A visão dos outros
Aprende-se sempre com o resultado da visão dos outros sobre nós. Geralmente, essa visão recata-se na intimidade da consciência, dissimula-se, é generosa connosco ao silenciar o pensamento. As regras de urbanidade poupam alguns desgostos ao nosso precário narcisismo. Mas esse olhar estranho torna-se instrutivo quando é obrigado, pelas circunstâncias sociais ou institucionais, a objectivar-se. Objectivar-se aqui não significa tornar-se objectivo, mas simplesmente ter de se manifestar objectivamente, o que é inteiramente diferente. Nesse momento, temos a revelação de como os outros, por este ou aquele motivo, nos vêem. E isso é sempre instrutivo. Instrui-nos sobre nós e sobre os outros que nos olham. O que, porém, me tem dado mais motivo de reflexão, a partir da experiência própria, é que esse olhar sobre nós vindo dos outros muda muito em conformidade com o lugar onde nos situamos. Por lugar, refiro-me ao lugar geográfico e não a um outro tipo de espaço, seja social ou mental. Sou mais atreito à benevolência dos outros em certos lugares, enquanto outros lugares me são mais claramente adversos. É como se existisse para mim, talvez para todos nós, uma geografia onde se combinam espaços fastos e nefastos, espaços onde se é amado sem fazer nada por isso, e espaços onde se é não propriamente odiado, mas olhado de lado e com mal disfarçada desconfiança, embora também nada se tenha feito para isso. É evidente que estes espaços geograficamente fastos ou nefastos acabam por ter uma correspondência social e mental. Nunca se compreende perfeitamente aquele aviso que na adolescência os pais fazem para que não se frequentem certos sítios nem certas pessoas. Pensamos que é um conselho localizado no espaço e no tempo, mas não é. Prolonga-se vida fora. Muitos dos nossos problemas nascem de nos termos deixado arrastar, talvez por complacência para connosco e para com os outros, para espaços que não são os nossos e frequentar pessoas que não nos convêm. Elas, as pessoas que não nos convêm, sempre que tiverem oportunidade não deixarão de assinalar a nossa inconveniência.
1 comentário:
Brilhante, como sempre, e curiosa a questão do espaço geográfico. Talvez por não ter apreendido plenamente os fundamentos apresentados e também por alguma falta de experiência, tenho algumas dúvidas até que ponto o espaço geográfico, por si só, é assim tão relevante no juízo que os outros fazem de nós. Parece-me que esse juízo depende mais do julgamento social acerca dos lugares e de quem os frequenta, da maior ou menor identificação com os mesmos e da própria atitude que neles adoptamos. Nesse sentido, percebo que é mais fácil sermos valorizados nuns meios e menos noutros, dependendo também de quem emite o juízo.

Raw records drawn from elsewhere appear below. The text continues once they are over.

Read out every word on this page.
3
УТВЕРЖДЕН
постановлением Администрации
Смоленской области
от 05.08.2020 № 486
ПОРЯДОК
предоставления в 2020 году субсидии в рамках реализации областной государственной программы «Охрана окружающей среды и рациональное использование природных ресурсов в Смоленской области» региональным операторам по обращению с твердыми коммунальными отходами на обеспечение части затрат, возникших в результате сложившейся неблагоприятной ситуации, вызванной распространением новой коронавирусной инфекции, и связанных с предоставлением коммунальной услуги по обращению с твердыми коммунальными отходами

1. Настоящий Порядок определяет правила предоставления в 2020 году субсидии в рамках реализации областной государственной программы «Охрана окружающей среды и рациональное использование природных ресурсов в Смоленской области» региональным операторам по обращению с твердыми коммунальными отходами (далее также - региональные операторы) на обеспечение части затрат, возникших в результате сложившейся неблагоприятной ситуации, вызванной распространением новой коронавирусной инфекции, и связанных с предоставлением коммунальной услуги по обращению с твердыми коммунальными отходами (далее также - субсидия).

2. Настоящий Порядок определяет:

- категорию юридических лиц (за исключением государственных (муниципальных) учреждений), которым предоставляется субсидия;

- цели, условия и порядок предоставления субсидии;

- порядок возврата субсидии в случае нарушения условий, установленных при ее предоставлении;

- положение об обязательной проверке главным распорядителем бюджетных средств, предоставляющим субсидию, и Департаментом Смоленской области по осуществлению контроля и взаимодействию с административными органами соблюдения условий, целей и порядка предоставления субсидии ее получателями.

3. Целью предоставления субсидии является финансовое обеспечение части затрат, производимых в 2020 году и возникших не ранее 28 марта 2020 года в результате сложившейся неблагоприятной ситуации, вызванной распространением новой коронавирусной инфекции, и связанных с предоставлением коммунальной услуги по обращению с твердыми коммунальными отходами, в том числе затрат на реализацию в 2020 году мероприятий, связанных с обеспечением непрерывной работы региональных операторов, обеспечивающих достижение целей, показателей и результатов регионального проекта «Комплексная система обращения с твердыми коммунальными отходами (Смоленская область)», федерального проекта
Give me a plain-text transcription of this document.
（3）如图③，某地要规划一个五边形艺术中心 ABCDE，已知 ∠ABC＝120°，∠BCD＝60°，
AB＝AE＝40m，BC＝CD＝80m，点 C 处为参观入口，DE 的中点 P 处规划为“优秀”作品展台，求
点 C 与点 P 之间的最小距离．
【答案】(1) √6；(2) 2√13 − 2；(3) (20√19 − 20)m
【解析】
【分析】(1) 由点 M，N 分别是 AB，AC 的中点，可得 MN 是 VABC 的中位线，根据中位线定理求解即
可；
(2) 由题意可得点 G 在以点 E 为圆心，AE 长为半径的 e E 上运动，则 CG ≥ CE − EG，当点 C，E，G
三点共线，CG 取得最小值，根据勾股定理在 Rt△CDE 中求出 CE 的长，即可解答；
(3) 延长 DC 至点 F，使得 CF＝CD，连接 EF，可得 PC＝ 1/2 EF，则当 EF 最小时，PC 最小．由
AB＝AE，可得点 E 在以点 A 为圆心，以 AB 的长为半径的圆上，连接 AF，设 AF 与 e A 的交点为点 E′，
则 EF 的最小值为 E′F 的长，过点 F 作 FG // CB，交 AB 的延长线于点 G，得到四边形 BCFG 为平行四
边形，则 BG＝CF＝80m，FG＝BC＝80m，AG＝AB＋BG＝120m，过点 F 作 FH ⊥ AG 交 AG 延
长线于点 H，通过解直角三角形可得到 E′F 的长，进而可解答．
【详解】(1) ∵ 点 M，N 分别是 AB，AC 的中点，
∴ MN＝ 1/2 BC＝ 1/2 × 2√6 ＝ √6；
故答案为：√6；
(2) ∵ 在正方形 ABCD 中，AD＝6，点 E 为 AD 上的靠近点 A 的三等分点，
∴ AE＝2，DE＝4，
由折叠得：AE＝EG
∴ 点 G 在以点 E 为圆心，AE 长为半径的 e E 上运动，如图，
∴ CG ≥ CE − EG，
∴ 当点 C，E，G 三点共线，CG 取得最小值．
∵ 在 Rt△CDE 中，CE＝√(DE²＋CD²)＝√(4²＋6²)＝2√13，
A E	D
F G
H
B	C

Do que estou plenamente convencida é que o contacto com diferentes espaços geográficos (e também sociais) poderá levar-nos a comportamentos muito distintos, revelando de nós facetas por muitos desconhecidas - até de nós próprios. A esse propósito, lembro-me sempre de um professor de Matemática, de porte distinto e impecável (mesmo com roupas sujas) que tanto envergava o fato e gravata na cidade, muito sério e doutoral, como vestia roupas gastas de camponês, trabalhando arduamente a terra, na sua aldeia natal. A mesma pessoa, com comportamentos e linguagem completamente diferentes, mas a mesma autenticidade. Era apreciado e respeitado por muitos, no campo e na cidade, onde certamente lhe valorizavam qualidades diferentes.
Há ainda um outro espaço que condiciona muito a visão que os outros têm de nós, um espaço intangível onde vamos erguendo paredes para lá das quais só alguns podem ver... Estou cada vez mais consciente dessa realidade e, por essa razão, cada vez mais me abstenho de julgar os outros, e muito menos me convenço que os conheço.